First, create a dummy dataset:
set.seed(8675309)
Y_var <- rlnorm(50, meanlog = 5, sdlog = 0.5)
X_var <- Y_var * exp(rnorm(50, 0, 0.55))
Next, I fit the model with log-tranformed variables and perform bias-correction to back-transform the predictions from log-units to original units:
lfit <- lm(log(Y_var) ~ log(X_var))
summ_lfit <- summary(lfit)
RSE <- summ_lfit$sigma
bc_pred <- exp(predict(lfit)) * exp(0.5 * RSE^2)
mean(bc_pred)
> [1] 171.4359
I then create a matrix of my bias-corrected predictions (each column is a copy of the predictions which will form the basis for the simulated datasets) that is log-transformed so I can add random noise. The noise is created from a normal distribution with mean equal to zero and SD equal to the residual standard error (RSE) from the regression model. Since the y-variable was log-transformed, the residual standard error is in log-units (hence the need to log-transform the bias-corrected predictions):
log_bc_pred <- replicate(1000, log(bc_pred)) ### 1000 simulated datasets
noise <- replicate(1000, rnorm(length(bc_pred), 0, (RSE)))

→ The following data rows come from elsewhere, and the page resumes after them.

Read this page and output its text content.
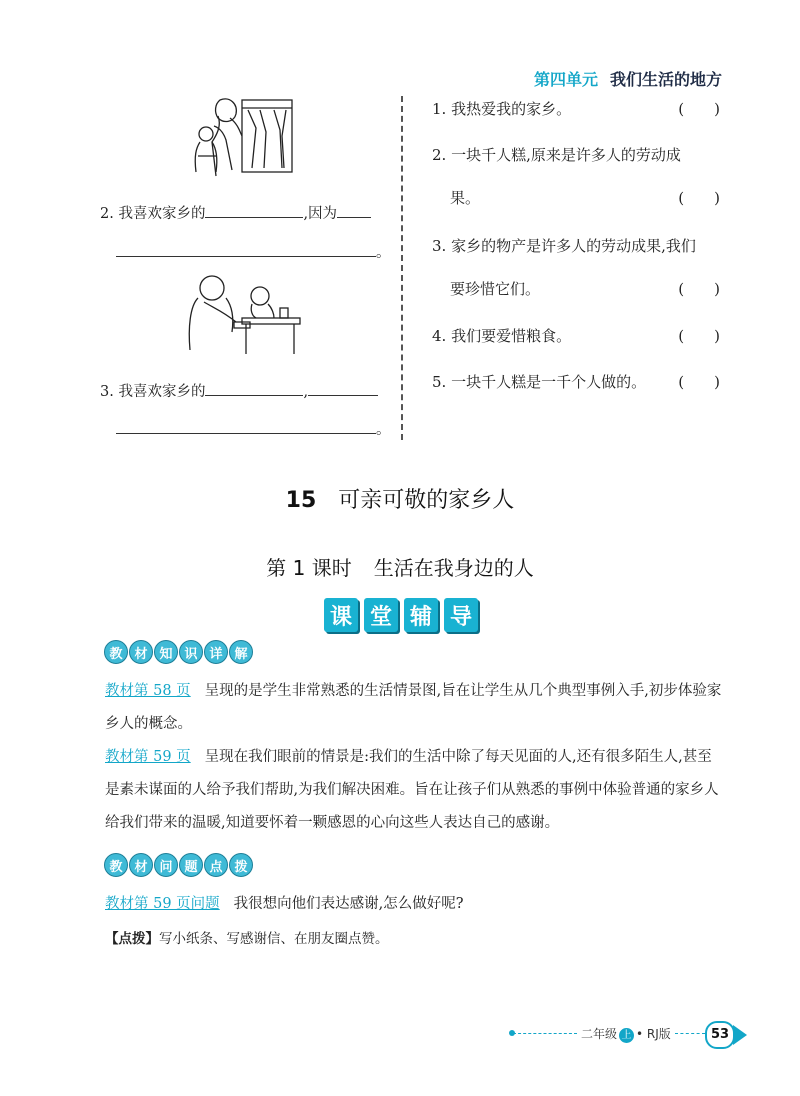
第四单元 我们生活的地方
2. 我喜欢家乡的	,因为
。
3. 我喜欢家乡的	,
。
1. 我热爱我的家乡。	(　　)
2. 一块千人糕,原来是许多人的劳动成
果。	(　　)
3. 家乡的物产是许多人的劳动成果,我们
要珍惜它们。	(　　)
4. 我们要爱惜粮食。	(　　)
5. 一块千人糕是一千个人做的。 (　　)
15 可亲可敬的家乡人
第 1 课时 生活在我身边的人
课 堂 辅 导
教 材 知 识 详 解
教材第 58 页 呈现的是学生非常熟悉的生活情景图,旨在让学生从几个典型事例入手,初步体验家乡人的概念。
教材第 59 页 呈现在我们眼前的情景是:我们的生活中除了每天见面的人,还有很多陌生人,甚至是素未谋面的人给予我们帮助,为我们解决困难。旨在让孩子们从熟悉的事例中体验普通的家乡人给我们带来的温暖,知道要怀着一颗感恩的心向这些人表达自己的感谢。
教 材 问 题 点 拨
教材第 59 页问题 我很想向他们表达感谢,怎么做好呢?
【点拨】写小纸条、写感谢信、在朋友圈点赞。
二年级 上 • RJ版	53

I now will add the noise to the my predictions, and back-transform to get 1000 simulated dataset with noise in the original units. However, note that the mean of means of the individual simulated datasets does not match the mean of the original predictions (bc_pred). The histogram is also not centered in the mean of bc_pred (red dashed line):
bc_pred_with_noise <- exp(log_bc_pred) * exp(noise)

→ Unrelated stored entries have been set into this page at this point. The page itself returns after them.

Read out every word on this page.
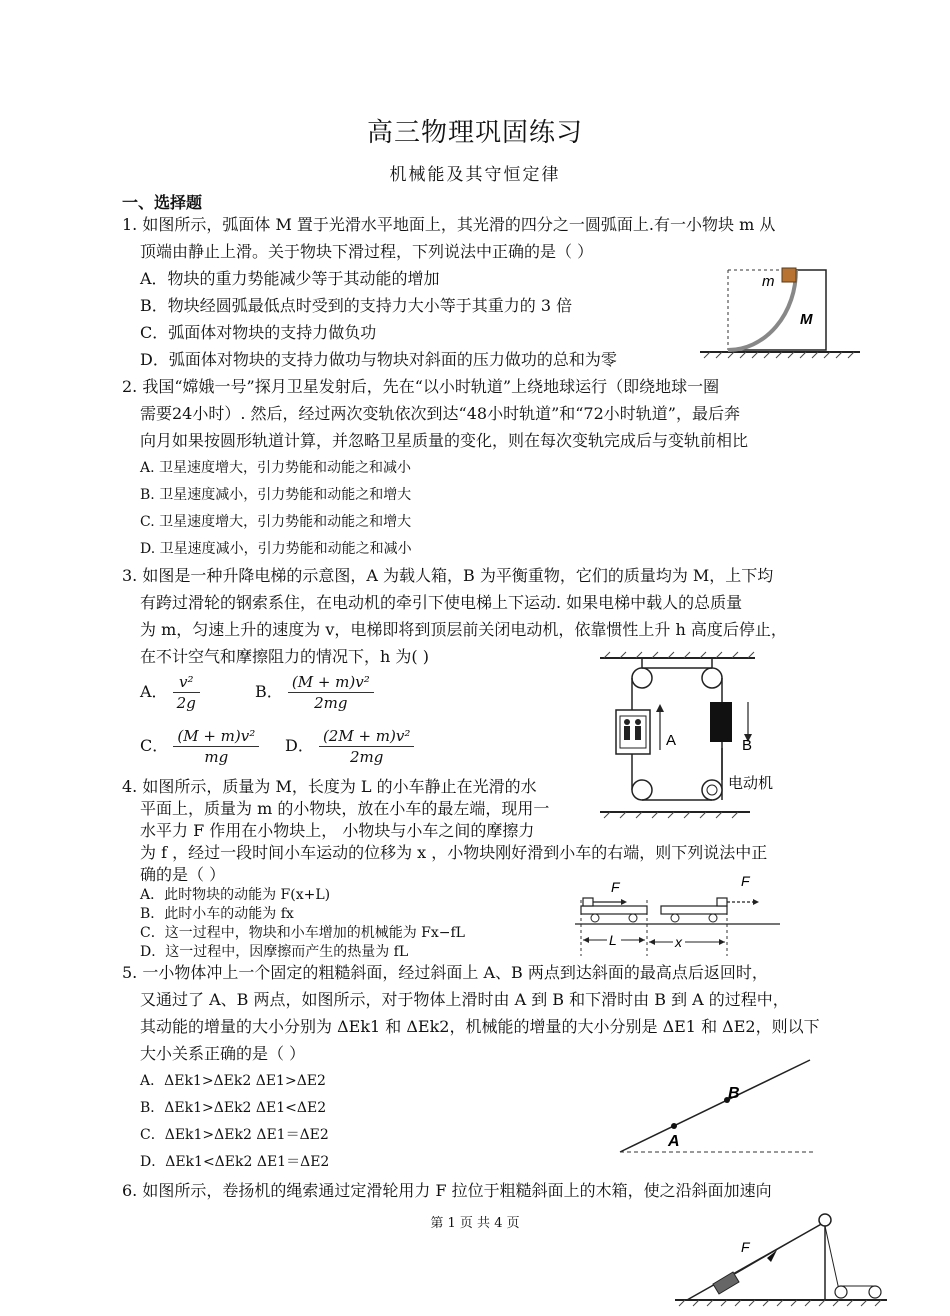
高三物理巩固练习
机械能及其守恒定律
一、选择题
1. 如图所示，弧面体 M 置于光滑水平地面上，其光滑的四分之一圆弧面上.有一小物块 m 从
顶端由静止上滑。关于物块下滑过程，下列说法中正确的是（ ）
A．物块的重力势能减少等于其动能的增加
B．物块经圆弧最低点时受到的支持力大小等于其重力的 3 倍
C．弧面体对物块的支持力做负功
D．弧面体对物块的支持力做功与物块对斜面的压力做功的总和为零
m
M
2. 我国“嫦娥一号”探月卫星发射后，先在“以小时轨道”上绕地球运行（即绕地球一圈
需要24小时）. 然后，经过两次变轨依次到达“48小时轨道”和“72小时轨道”，最后奔
向月如果按圆形轨道计算，并忽略卫星质量的变化，则在每次变轨完成后与变轨前相比
A. 卫星速度增大，引力势能和动能之和减小
B. 卫星速度减小，引力势能和动能之和增大
C. 卫星速度增大，引力势能和动能之和增大
D. 卫星速度减小，引力势能和动能之和减小
3. 如图是一种升降电梯的示意图，A 为载人箱，B 为平衡重物，它们的质量均为 M，上下均
有跨过滑轮的钢索系住，在电动机的牵引下使电梯上下运动. 如果电梯中载人的总质量
为 m，匀速上升的速度为 v，电梯即将到顶层前关闭电动机，依靠惯性上升 h 高度后停止，
在不计空气和摩擦阻力的情况下，h 为( )
A． $\frac{\text{v²}}{2g}$	B． $\frac{\text{(M + m)v²}}{2mg}$
C． $\frac{\text{(M + m)v²}}{mg}$ D． $\frac{\text{(2M + m)v²}}{2mg}$	A	B
电动机
4. 如图所示，质量为 M，长度为 L 的小车静止在光滑的水
平面上，质量为 m 的小物块，放在小车的最左端，现用一
水平力 F 作用在小物块上， 小物块与小车之间的摩擦力
为 f ，经过一段时间小车运动的位移为 x ，小物块刚好滑到小车的右端，则下列说法中正
确的是（ ）
A．此时物块的动能为 F(x+L)
B．此时小车的动能为 fx
C．这一过程中，物块和小车增加的机械能为 Fx−fL
D．这一过程中，因摩擦而产生的热量为 fL
F	F
L	x
5. 一小物体冲上一个固定的粗糙斜面，经过斜面上 A、B 两点到达斜面的最高点后返回时，
又通过了 A、B 两点，如图所示，对于物体上滑时由 A 到 B 和下滑时由 B 到 A 的过程中，
其动能的增量的大小分别为 ΔEk1 和 ΔEk2，机械能的增量的大小分别是 ΔE1 和 ΔE2，则以下
大小关系正确的是（ ）
A．ΔEk1>ΔEk2 ΔE1>ΔE2
B．ΔEk1>ΔEk2 ΔE1<ΔE2
C．ΔEk1>ΔEk2 ΔE1＝ΔE2
D．ΔEk1<ΔEk2 ΔE1＝ΔE2
A
B
6. 如图所示，卷扬机的绳索通过定滑轮用力 F 拉位于粗糙斜面上的木箱，使之沿斜面加速向
F
第 1 页 共 4 页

mean(apply(bc_pred_with_noise, 2, mean))
> [1] 181.8478
hist(apply(bc_pred_with_noise, 2, mean))
abline(v = mean(bc_pred), col="red", lwd=3, lty=2)
However, if I apply the bias-correction "in reverse" the mean of the means of the simulated datasets match the mean of bc_pred and the histogram is centered in the mean of bc_pred:
bc_pred_with_noise2 <- exp(log_bc_pred) * exp(noise) / exp(0.5 * RSE^2)
mean(apply(bc_pred_with_noise2, 2, mean))
> [1] 171.0853
hist(apply(bc_pred_with_noise2, 2, mean))
abline(v = mean(bc_pred), col="red", lwd=3, lty=2)
It appears the applying the bias-correction "in reverse" now has my simulated datasets centered on the original dataset (as I would like it to be). However, I've not seen this application before. Can any tell me whether this is an appropriate bias-correction in my situation?